Am Montag hatten Biden und der ukrainische Präsident Wolodymr Selenskyj miteinander telefoniert. Selenskyj sagte im Anschluss, es seien Details zur Lieferung neuer reichweitenstarker Raketen vom Typ ATACMS »finalisiert« worden. Selenskyj machte aber noch keine Angaben dazu, welches Modell ATACMS die USA liefern wollten.
Die USA gelten als wichtigster Unterstützer der Ukraine. Seit Kriegsbeginn im Februar 2022 hat Bidens Regierung militärische Hilfe im Umfang von mehr als 44 Milliarden US-Dollar für Kiew bereitgestellt. Hinzu kommen noch weitere Milliarden an nichtmilitärischer Finanzhilfe.
Auch Hilfen für Israel und Taiwan im Gesetz
Das Gesetz, das durch Bidens Unterzeichnung am Mittwoch in Kraft trat, enthält neben der Hilfen für die Ukraine gut 26 Milliarden US-Dollar an Unterstützung für Israel, davon rund 9 Milliarden Dollar für humanitäre Hilfe - unter anderem für die Menschen im Gazastreifen. Mit der Militärhilfe für Israel sollen zum Beispiel Israels Raketenabwehr sowie die laufenden Militäreinsätze der USA in der Region finanziert werden. In dem Paket sind zudem rund acht Milliarden US-Dollar an Unterstützung für Taiwan und den Indopazifik-Raum enthalten.

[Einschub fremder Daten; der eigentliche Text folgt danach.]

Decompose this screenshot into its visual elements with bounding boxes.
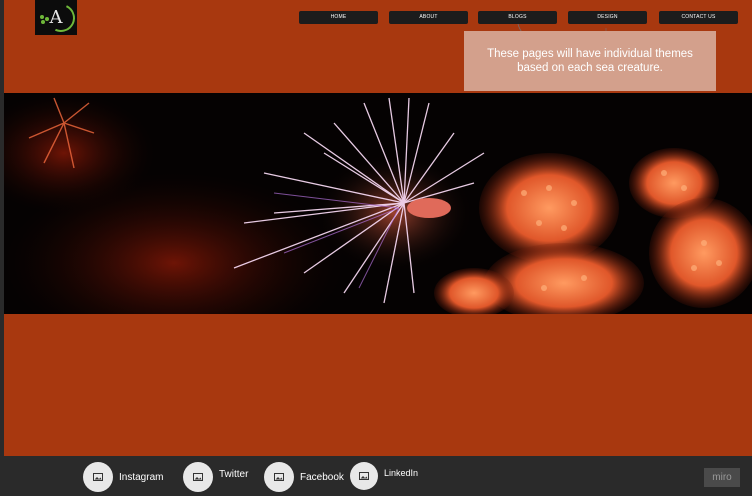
- hero-banner-image: [4, 93, 752, 314]
- social-twitter-link[interactable]: Twitter: [183, 462, 248, 492]
- social-linkedin-badge: [350, 462, 378, 490]
- annotation-text: These pages will have individual themes …: [487, 48, 693, 74]
- nav-home-button[interactable]: HOME: [299, 11, 378, 24]
- image-icon: [93, 473, 103, 481]
- nav-contact-button[interactable]: CONTACT US: [659, 11, 738, 24]
- image-icon: [274, 473, 284, 481]
- social-linkedin-link[interactable]: LinkedIn: [350, 462, 418, 490]
- main-nav: HOME ABOUT BLOGS DESIGN CONTACT US: [0, 11, 752, 24]
- social-twitter-label: Twitter: [219, 468, 249, 480]
- logo-letter: A: [49, 7, 63, 28]
- social-twitter-badge: [183, 462, 213, 492]
- footer-bar: Instagram Twitter Facebook LinkedIn: [0, 456, 752, 496]
- social-instagram-link[interactable]: Instagram: [83, 462, 163, 492]
- social-instagram-label: Instagram: [119, 471, 164, 483]
- image-icon: [193, 473, 203, 481]
- social-facebook-link[interactable]: Facebook: [264, 462, 344, 492]
- social-facebook-label: Facebook: [300, 471, 344, 483]
- annotation-sticky-note[interactable]: These pages will have individual themes …: [464, 31, 716, 91]
- social-instagram-badge: [83, 462, 113, 492]
- social-linkedin-label: LinkedIn: [384, 468, 419, 478]
- image-icon: [359, 472, 369, 480]
- social-facebook-badge: [264, 462, 294, 492]
- miro-watermark: miro: [704, 468, 740, 487]
- nav-about-button[interactable]: ABOUT: [389, 11, 468, 24]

Der Abstimmung im Repräsentantenhaus vorausgegangen war eine monatelange Blockade. Wegen der Ukraine-Hilfen tobte in der von den Republikanern dominierten Kammer ein Machtkampf. Der Vorsitzende Mike Johnson stand unter großem Druck vom rechten Rand seiner Partei und verhinderte die Abstimmung lange Zeit. Die Hardliner drohten ihm mit einem Misstrauensvotum. Sie lehnen weitere US-Hilfen für die Ukraine vehement mit der Argumentation ab, Steuergelder sollten zuallererst für den Schutz der eigenen Grenze ausgegeben werden und nicht für den Schutz anderer Länder.